The national living wage in Britain will not hit the government's £9 ($12) an hour mark by 2020, the Resolution Foundation has warned. In July last year, the then chancellor George Osborne unveiled the new national living wage, pledging it would reach £9 by the end of the decade.
The figure, however, remains below London's hourly cost of living, which currently stands at £9.40 per hour.
It is only marginally above the £8.25 per hour that represents the true cost of living in the rest of the country.
However, in a report released on Wednesday (7 September), the think tank warned the living wage will only rise to approximately £8.70 by 2020, due to weaker wage growth.
The Resolution Foundation also urged Prime Minister Theresa May to dismiss calls from business leaders to weaken the policy, claiming doing so could leave some full-time workers up to £1,000-a-year worse off.

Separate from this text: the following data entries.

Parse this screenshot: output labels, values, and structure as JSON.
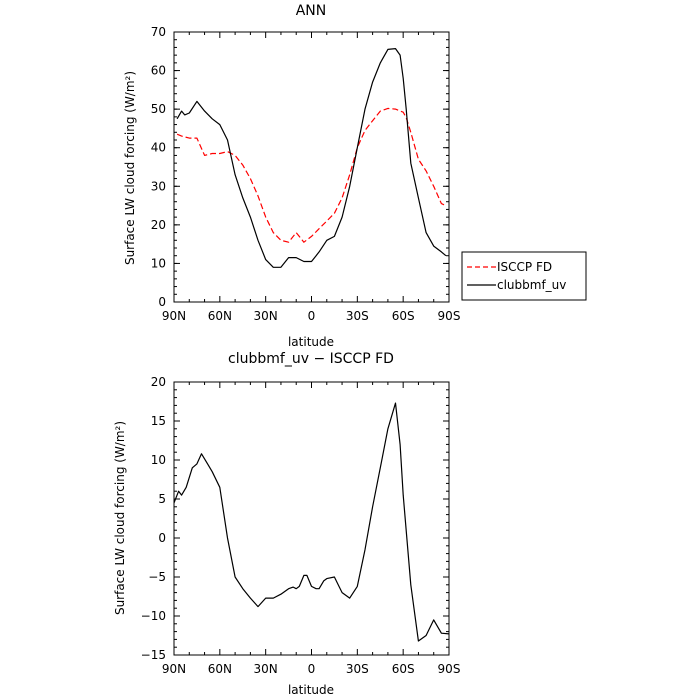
{
  "chart_data": [
    {
      "type": "line",
      "title": "ANN",
      "xlabel": "latitude",
      "ylabel": "Surface LW cloud forcing (W/m²)",
      "xlim": [
        90,
        -90
      ],
      "ylim": [
        0,
        70
      ],
      "x_ticks": [
        90,
        60,
        30,
        0,
        -30,
        -60,
        -90
      ],
      "x_tick_labels": [
        "90N",
        "60N",
        "30N",
        "0",
        "30S",
        "60S",
        "90S"
      ],
      "y_ticks": [
        0,
        10,
        20,
        30,
        40,
        50,
        60,
        70
      ],
      "y_tick_labels": [
        "0",
        "10",
        "20",
        "30",
        "40",
        "50",
        "60",
        "70"
      ],
      "legend": "right",
      "series": [
        {
          "name": "ISCCP FD",
          "color": "#ff0000",
          "dash": "dashed",
          "x": [
            88,
            85,
            80,
            75,
            70,
            65,
            60,
            55,
            50,
            45,
            40,
            35,
            30,
            25,
            20,
            15,
            10,
            5,
            0,
            -5,
            -10,
            -15,
            -20,
            -25,
            -30,
            -35,
            -40,
            -45,
            -50,
            -55,
            -60,
            -62,
            -65,
            -70,
            -75,
            -80,
            -85,
            -88
          ],
          "values": [
            43.5,
            43,
            42.5,
            42.5,
            38,
            38.5,
            38.5,
            39,
            38,
            35.5,
            32,
            27.5,
            22,
            18,
            16,
            15.5,
            18,
            15.5,
            17,
            19,
            21,
            23,
            27,
            33,
            40,
            44.5,
            47,
            49.5,
            50.2,
            50,
            49.2,
            47.8,
            44,
            37,
            34,
            30,
            25.5,
            25
          ],
          "x_note": "latitude in degrees; positive = N, negative = S"
        },
        {
          "name": "clubbmf_uv",
          "color": "#000000",
          "dash": "solid",
          "x": [
            88,
            85,
            83,
            80,
            75,
            70,
            65,
            60,
            55,
            50,
            45,
            40,
            35,
            30,
            25,
            20,
            15,
            10,
            5,
            0,
            -3,
            -5,
            -10,
            -15,
            -20,
            -25,
            -30,
            -35,
            -40,
            -45,
            -50,
            -55,
            -58,
            -60,
            -62,
            -65,
            -70,
            -75,
            -80,
            -85,
            -88
          ],
          "values": [
            47.5,
            49.5,
            48.5,
            49,
            52,
            49.5,
            47.5,
            46,
            42,
            33,
            27,
            22,
            16,
            11,
            9,
            9,
            11.5,
            11.5,
            10.5,
            10.5,
            12,
            13,
            16,
            17,
            22,
            30,
            40,
            50,
            57,
            62,
            65.5,
            65.7,
            64,
            58,
            50,
            36,
            27,
            18,
            14.5,
            13,
            12
          ]
        }
      ]
    },
    {
      "type": "line",
      "title": "clubbmf_uv − ISCCP FD",
      "xlabel": "latitude",
      "ylabel": "Surface LW cloud forcing (W/m²)",
      "xlim": [
        90,
        -90
      ],
      "ylim": [
        -15,
        20
      ],
      "x_ticks": [
        90,
        60,
        30,
        0,
        -30,
        -60,
        -90
      ],
      "x_tick_labels": [
        "90N",
        "60N",
        "30N",
        "0",
        "30S",
        "60S",
        "90S"
      ],
      "y_ticks": [
        -15,
        -10,
        -5,
        0,
        5,
        10,
        15,
        20
      ],
      "y_tick_labels": [
        "−15",
        "−10",
        "−5",
        "0",
        "5",
        "10",
        "15",
        "20"
      ],
      "series": [
        {
          "name": "",
          "color": "#000000",
          "dash": "solid",
          "x": [
            90,
            87,
            85,
            82,
            78,
            75,
            72,
            68,
            65,
            60,
            55,
            50,
            45,
            40,
            35,
            30,
            25,
            20,
            15,
            12,
            10,
            8,
            5,
            3,
            0,
            -3,
            -5,
            -8,
            -10,
            -15,
            -18,
            -20,
            -25,
            -30,
            -35,
            -40,
            -45,
            -50,
            -55,
            -58,
            -60,
            -65,
            -70,
            -75,
            -80,
            -85,
            -90
          ],
          "values": [
            4.5,
            6,
            5.5,
            6.5,
            9,
            9.5,
            10.8,
            9.5,
            8.5,
            6.5,
            0,
            -5,
            -6.5,
            -7.7,
            -8.8,
            -7.7,
            -7.7,
            -7.2,
            -6.5,
            -6.3,
            -6.5,
            -6.2,
            -4.8,
            -4.8,
            -6.2,
            -6.5,
            -6.5,
            -5.5,
            -5.2,
            -5,
            -6.2,
            -7,
            -7.7,
            -6.2,
            -1.5,
            4,
            9,
            14,
            17.3,
            12,
            5.5,
            -6,
            -13.2,
            -12.5,
            -10.5,
            -12.2,
            -12.3
          ]
        }
      ]
    }
  ]
}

"Understandably some businesses are unhappy about a higher minimum wage, particularly amid the post-referendum uncertainty," said Conor D'Arcy, policy analyst at the foundation.
"But backsliding on the government commitment is unnecessary, given the in-built flexibility of the policy to adjust to changing economic circumstances. It would also be costly for millions of low-paid workers, so the Prime Minister should stick to her guns."
The pledge came as last month 16 trade associations wrote to the Business Secretary, Greg Clark, calling on the government to "exercise caution" given the current economic climate. They asked the government to ditch plans to increase the living wage to 60% of median earnings by the end of the decade in favour of smaller increases.
However, the Resolution Foundation argued that would imply increases in line to those that applied to the national minimum wage, which climbed by a mere 1.7% in the four years after the 2008 financial crisis.
Should wage increases follow a similar pattern, the national living wage would stand at just £8.17 per hour by 2020, the think tank said. That would be 55p an hour less than the latest economic forecasts indicated, translating into £1,075 a year for a full-time worker.